As Jana walked into the hall, Seges immediately began his litany of complaints. Most of all, he whined about being deliberately sent away from the interview.
“They wouldn’t have talked to me while you checked out their breasts.”
“I would’ve made them talk quicker.”
“You would have made them sullen and angry, not talkative.”
He continued to complain, wearing Jana down. She decided to end the discussion.
“In the morning,” Jana told him. “I’m very tired, and if you irritate me too much I’ll unquestionably use my sidearm to shoot your tongue off.”
The rest of the evening was blissfully quiet.
Chapter 22
In the morning, Jana telephoned Budapest and co
ntacted Andras to update him on her investigation. After she finished, she asked if he had any information on other Hungarian criminals involved with the Slovaks, and whether they were still alive and out of prison. Unfortunately, Andras did not give her an answer she wanted to hear.
A body had been found in a small city in northwest Hungary. The victim had been dismembered, body parts neatly stacked up on the floor, the head in the kitchen stove. Whoever had dismembered the body had baked the head. The man’s genitals had been stuck in his mouth like an apple propped between a roasted pig’s lips.
“One of the Hungarians?”
“No question. We’re trying to find the others. I don’t think we’ll find them alive.”
“Any idea who might have done it?”
“Who knows? Except that whoever did him in apparently didn’t like the man. Who cuts a man’s balls off and sticks them in his mouth?”
“A person you don’t want to meet on a dark night.”
“The two cases, yours and mine, are probably connected.”
“My conclusion also, Andras.”
Andras had a man on his staff who spoke Slovak, so Jana promised to send him her files on the double murders in Bratislava.
“These seem to be killers operating on an international level,” suggested Andras.
“There’s some action in Ukraine as well,” Jana told him. “A regional alert is in order.”
“I’ll put both our names on it as contacts when I get your file.”

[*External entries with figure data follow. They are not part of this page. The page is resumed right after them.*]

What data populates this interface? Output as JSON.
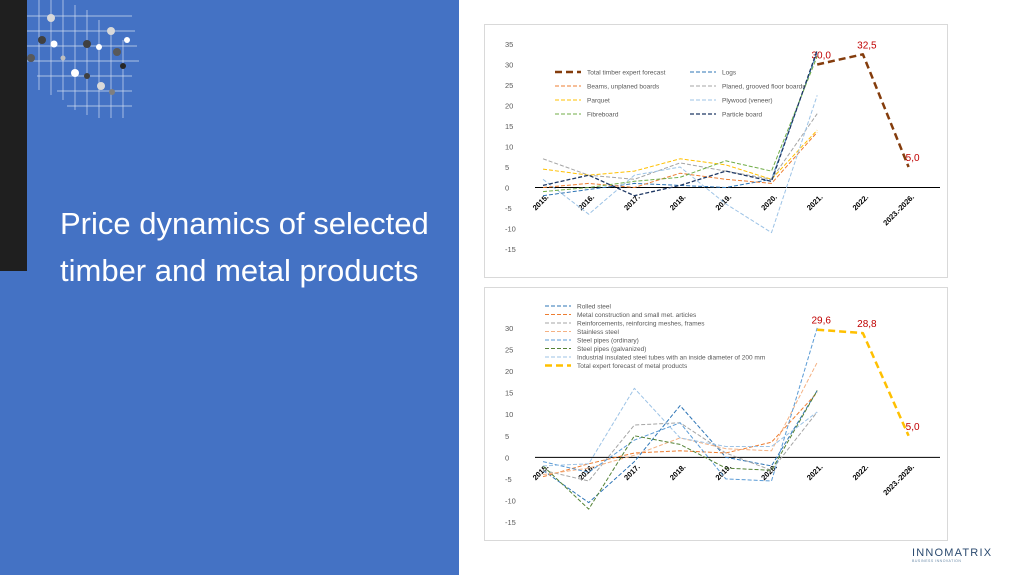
{
  "slide": {
    "title": "Price dynamics of selected timber and metal products",
    "logo": "INNOMATRIX",
    "logo_tagline": "BUSINESS INNOVATION"
  },
  "colors": {
    "panel": "#4472c4",
    "label_red": "#c00000"
  },
  "chart_data": [
    {
      "type": "line",
      "categories": [
        "2015.",
        "2016.",
        "2017.",
        "2018.",
        "2019.",
        "2020.",
        "2021.",
        "2022.",
        "2023.-2026."
      ],
      "ylim": [
        -15,
        35
      ],
      "yticks": [
        35,
        30,
        25,
        20,
        15,
        10,
        5,
        0,
        -5,
        -10,
        -15
      ],
      "legend_columns": 2,
      "legend_position": "top-left",
      "series": [
        {
          "name": "Total timber expert forecast",
          "color": "#843c0c",
          "width": 2.5,
          "dash": "7,4",
          "values": [
            null,
            null,
            null,
            null,
            null,
            null,
            30.0,
            32.5,
            5.0
          ],
          "labels": [
            "",
            "",
            "",
            "",
            "",
            "",
            "30,0",
            "32,5",
            "5,0"
          ]
        },
        {
          "name": "Logs",
          "color": "#2e75b6",
          "width": 1,
          "dash": "4,2",
          "values": [
            -2,
            -0.5,
            1,
            0.5,
            0,
            2,
            33,
            null,
            null
          ]
        },
        {
          "name": "Beams, unplaned boards",
          "color": "#ed7d31",
          "width": 1,
          "dash": "4,2",
          "values": [
            0,
            1,
            0,
            3.5,
            2,
            1,
            13.5,
            null,
            null
          ]
        },
        {
          "name": "Planed, grooved floor boards",
          "color": "#a5a5a5",
          "width": 1,
          "dash": "4,2",
          "values": [
            7,
            3,
            2,
            6,
            4,
            2,
            18,
            null,
            null
          ]
        },
        {
          "name": "Parquet",
          "color": "#ffc000",
          "width": 1,
          "dash": "4,2",
          "values": [
            4.5,
            3,
            4,
            7,
            5.5,
            2,
            14,
            null,
            null
          ]
        },
        {
          "name": "Plywood (veneer)",
          "color": "#9dc3e6",
          "width": 1,
          "dash": "4,2",
          "values": [
            2,
            -6.5,
            3,
            5,
            -4,
            -11,
            22.5,
            null,
            null
          ]
        },
        {
          "name": "Fibreboard",
          "color": "#70ad47",
          "width": 1,
          "dash": "4,2",
          "values": [
            -1,
            0,
            1.5,
            2.5,
            6.5,
            4,
            32,
            null,
            null
          ]
        },
        {
          "name": "Particle board",
          "color": "#1f3864",
          "width": 1.3,
          "dash": "4,2",
          "values": [
            0.5,
            3,
            -2,
            0.5,
            4,
            1.5,
            33.5,
            null,
            null
          ]
        }
      ]
    },
    {
      "type": "line",
      "categories": [
        "2015.",
        "2016.",
        "2017.",
        "2018.",
        "2019.",
        "2020.",
        "2021.",
        "2022.",
        "2023.-2026."
      ],
      "ylim": [
        -15,
        33
      ],
      "yticks": [
        30,
        25,
        20,
        15,
        10,
        5,
        0,
        -5,
        -10,
        -15
      ],
      "legend_columns": 1,
      "legend_position": "top-left",
      "series": [
        {
          "name": "Rolled steel",
          "color": "#2e75b6",
          "width": 1,
          "dash": "4,2",
          "values": [
            -3,
            -10.5,
            -1,
            12,
            0,
            -2,
            15.5,
            null,
            null
          ]
        },
        {
          "name": "Metal construction and small met. articles",
          "color": "#ed7d31",
          "width": 1,
          "dash": "4,2",
          "values": [
            -4.5,
            -1.5,
            1,
            1.5,
            1,
            3.5,
            15,
            null,
            null
          ]
        },
        {
          "name": "Reinforcements, reinforcing meshes, frames",
          "color": "#a5a5a5",
          "width": 1,
          "dash": "4,2",
          "values": [
            -3,
            -5.5,
            7.5,
            8,
            1,
            -3,
            10.5,
            null,
            null
          ]
        },
        {
          "name": "Stainless steel",
          "color": "#f4b183",
          "width": 1,
          "dash": "4,2",
          "values": [
            -4,
            -2.5,
            0.5,
            4.5,
            2,
            1.5,
            22,
            null,
            null
          ]
        },
        {
          "name": "Steel pipes (ordinary)",
          "color": "#5b9bd5",
          "width": 1,
          "dash": "4,2",
          "values": [
            -1,
            -3.5,
            4,
            8,
            -5,
            -5.5,
            30,
            null,
            null
          ]
        },
        {
          "name": "Steel pipes (galvanized)",
          "color": "#548235",
          "width": 1,
          "dash": "4,2",
          "values": [
            -2,
            -12,
            5,
            3,
            -2.5,
            -3,
            15.5,
            null,
            null
          ]
        },
        {
          "name": "Industrial insulated steel tubes with an inside diameter of 200 mm",
          "color": "#9dc3e6",
          "width": 1,
          "dash": "4,2",
          "values": [
            -2,
            -1.5,
            16,
            4.5,
            2.5,
            2.5,
            10.5,
            null,
            null
          ]
        },
        {
          "name": "Total expert forecast of metal products",
          "color": "#ffc000",
          "width": 2.5,
          "dash": "7,4",
          "values": [
            null,
            null,
            null,
            null,
            null,
            null,
            29.6,
            28.8,
            5.0
          ],
          "labels": [
            "",
            "",
            "",
            "",
            "",
            "",
            "29,6",
            "28,8",
            "5,0"
          ]
        }
      ]
    }
  ]
}
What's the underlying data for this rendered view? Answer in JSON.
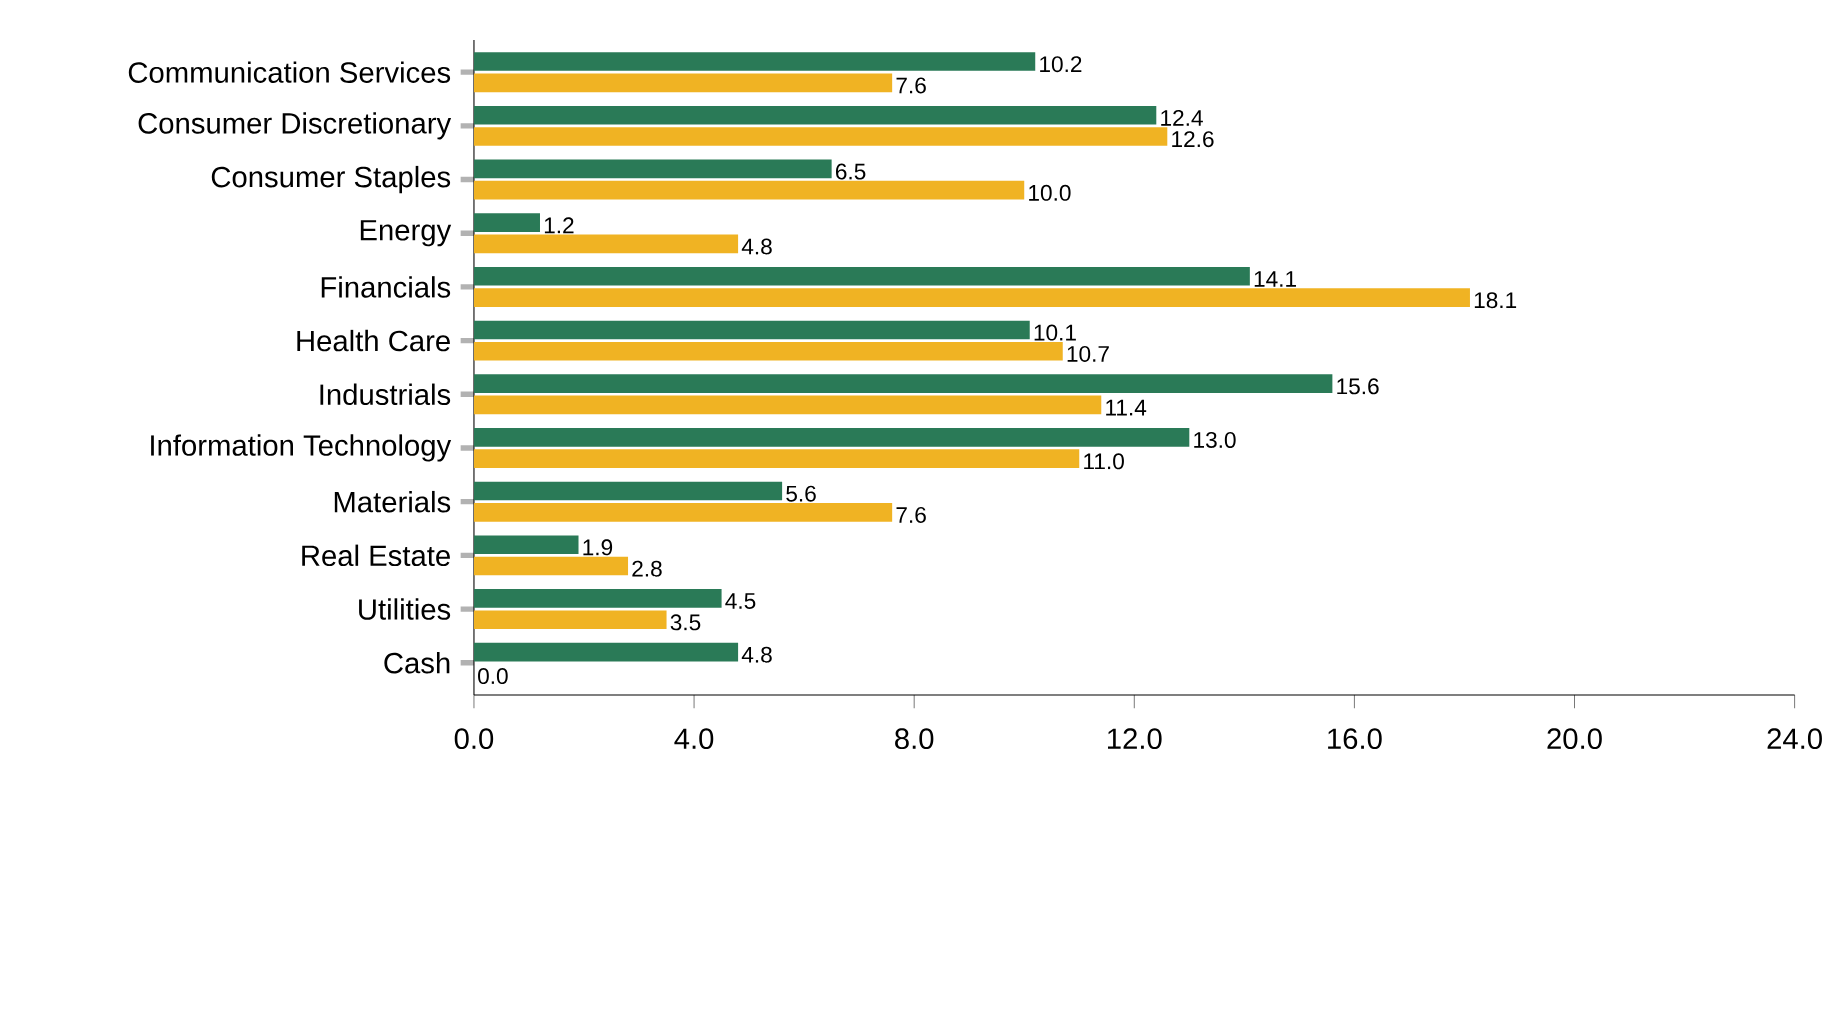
{
  "chart_data": {
    "type": "bar",
    "orientation": "horizontal",
    "categories": [
      "Communication Services",
      "Consumer Discretionary",
      "Consumer Staples",
      "Energy",
      "Financials",
      "Health Care",
      "Industrials",
      "Information Technology",
      "Materials",
      "Real Estate",
      "Utilities",
      "Cash"
    ],
    "series": [
      {
        "color": "#2a7a57",
        "values": [
          10.2,
          12.4,
          6.5,
          1.2,
          14.1,
          10.1,
          15.6,
          13.0,
          5.6,
          1.9,
          4.5,
          4.8
        ],
        "value_labels": [
          "10.2",
          "12.4",
          "6.5",
          "1.2",
          "14.1",
          "10.1",
          "15.6",
          "13.0",
          "5.6",
          "1.9",
          "4.5",
          "4.8"
        ]
      },
      {
        "color": "#f0b323",
        "values": [
          7.6,
          12.6,
          10.0,
          4.8,
          18.1,
          10.7,
          11.4,
          11.0,
          7.6,
          2.8,
          3.5,
          0.0
        ],
        "value_labels": [
          "7.6",
          "12.6",
          "10.0",
          "4.8",
          "18.1",
          "10.7",
          "11.4",
          "11.0",
          "7.6",
          "2.8",
          "3.5",
          "0.0"
        ]
      }
    ],
    "xlim": [
      0,
      24
    ],
    "xticks": [
      {
        "value": 0,
        "label": "0.0"
      },
      {
        "value": 4,
        "label": "4.0"
      },
      {
        "value": 8,
        "label": "8.0"
      },
      {
        "value": 12,
        "label": "12.0"
      },
      {
        "value": 16,
        "label": "16.0"
      },
      {
        "value": 20,
        "label": "20.0"
      },
      {
        "value": 24,
        "label": "24.0"
      }
    ]
  }
}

“Agreed. Was the victim shot? Stabbed?”
“Preliminary results indicate he was probably dead before they cut him up. No struggle. There was some bleed-out, but not much blood spatter, so the heart had already stopped. No slugs or cartridges found; no apparent bullet wounds. No blunt force. Strangulation ruled out. The coroner is examining the organs. He thinks the man may have been given some type of drug which was the cause of death. Although why they’d choose to give him a drug beforehand, when they were so willing to cut him up, is beyond me.”
“Easier for them.”
“I suppose.”
“The question is, why did they cut him up in the first place?” She thought of their use of the plural for the murderers. Both she and Andras had come to the same conclusion.